Segundo o texto, qualquer pessoa que “promova, instigue, solicite, invoque, favoreça, facilite, apoie ou participe na adoção de medidas coercitivas” contra o país pode ser condenada a penas de 25 a 30 anos de prisão. Além disso, emissoras de mídia que apoiem sanções podem ser fechadas, enquanto veículos impressos ou digitais estão sujeitos a multas que podem chegar a US$ 51,7 milhões (cerca de R$ 256 milhões).
A medida é mais uma ação do governo de Maduro para restringir a oposição política, que continua a contestar o resultado das eleições presidenciais realizadas em julho. Dados divulgados por lideranças opositoras alegam que a apuração oficial foi manipulada, enquanto Maduro resiste a pressões internacionais para apresentar provas que legitimem sua vitória.
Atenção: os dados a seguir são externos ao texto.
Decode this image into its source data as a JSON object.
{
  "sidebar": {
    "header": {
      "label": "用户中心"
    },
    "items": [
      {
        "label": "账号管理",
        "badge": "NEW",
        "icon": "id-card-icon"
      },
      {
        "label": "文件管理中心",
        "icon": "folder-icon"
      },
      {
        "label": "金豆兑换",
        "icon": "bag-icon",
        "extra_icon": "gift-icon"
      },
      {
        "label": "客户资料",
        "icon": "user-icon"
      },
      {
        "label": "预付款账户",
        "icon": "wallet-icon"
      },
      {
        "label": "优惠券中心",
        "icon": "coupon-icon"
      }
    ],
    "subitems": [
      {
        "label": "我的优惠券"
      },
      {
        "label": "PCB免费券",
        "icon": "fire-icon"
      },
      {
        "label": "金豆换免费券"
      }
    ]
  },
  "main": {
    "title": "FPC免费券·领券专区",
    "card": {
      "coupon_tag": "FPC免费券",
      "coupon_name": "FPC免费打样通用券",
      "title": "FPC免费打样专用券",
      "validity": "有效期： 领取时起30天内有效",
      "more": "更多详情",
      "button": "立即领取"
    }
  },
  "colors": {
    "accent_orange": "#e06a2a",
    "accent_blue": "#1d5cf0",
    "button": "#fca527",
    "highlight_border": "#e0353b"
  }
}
As manifestações contra o governo após as eleições foram duramente reprimidas, e a nova legislação tem sido criticada por grupos de direitos humanos, que denunciam um cerceamento cada vez maior à liberdade de expressão e ao debate político no país. A Assembleia Nacional, controlada majoritariamente por aliados de Maduro, aprovou a lei logo após a Câmara dos Representantes dos Estados Unidos ter aprovado o Bolivar Act, que proíbe órgãos governamentais norte-americanos de colaborar com indivíduos ligados ao governo venezuelano.
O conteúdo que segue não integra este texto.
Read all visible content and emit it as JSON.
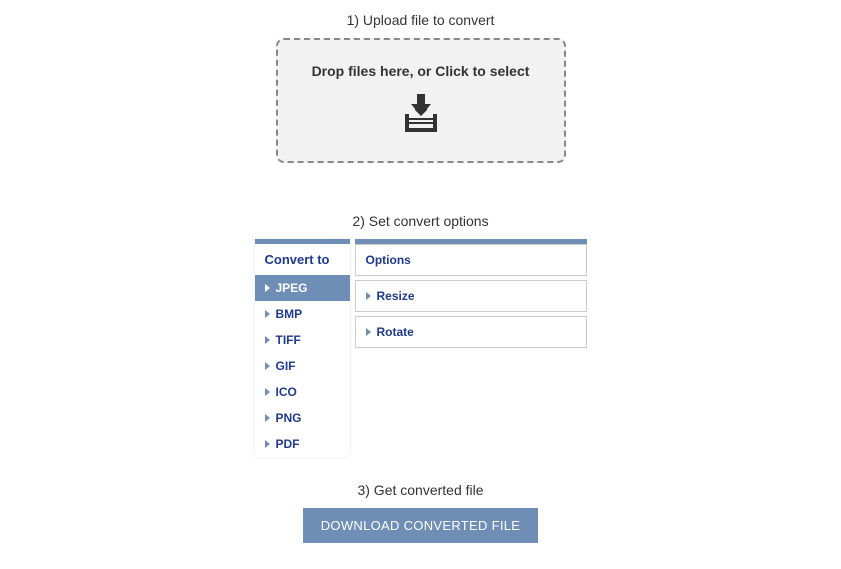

Embora o Senado dos EUA ainda não tenha dado aval ao projeto, o presidente Maduro classificou a legislação americana como “lixo”. Nas últimas semanas, Washington intensificou as sanções contra a Venezuela, reconhecendo Edmundo Gonzalez, líder opositor exilado na Espanha, como presidente legítimo do país. Gonzalez anunciou sua intenção de retornar à Venezuela em janeiro, quando o vencedor das eleições deve assumir o cargo, mesmo sob o risco de ser preso. “Estou moralmente preparado para enfrentar a prisão”, declarou.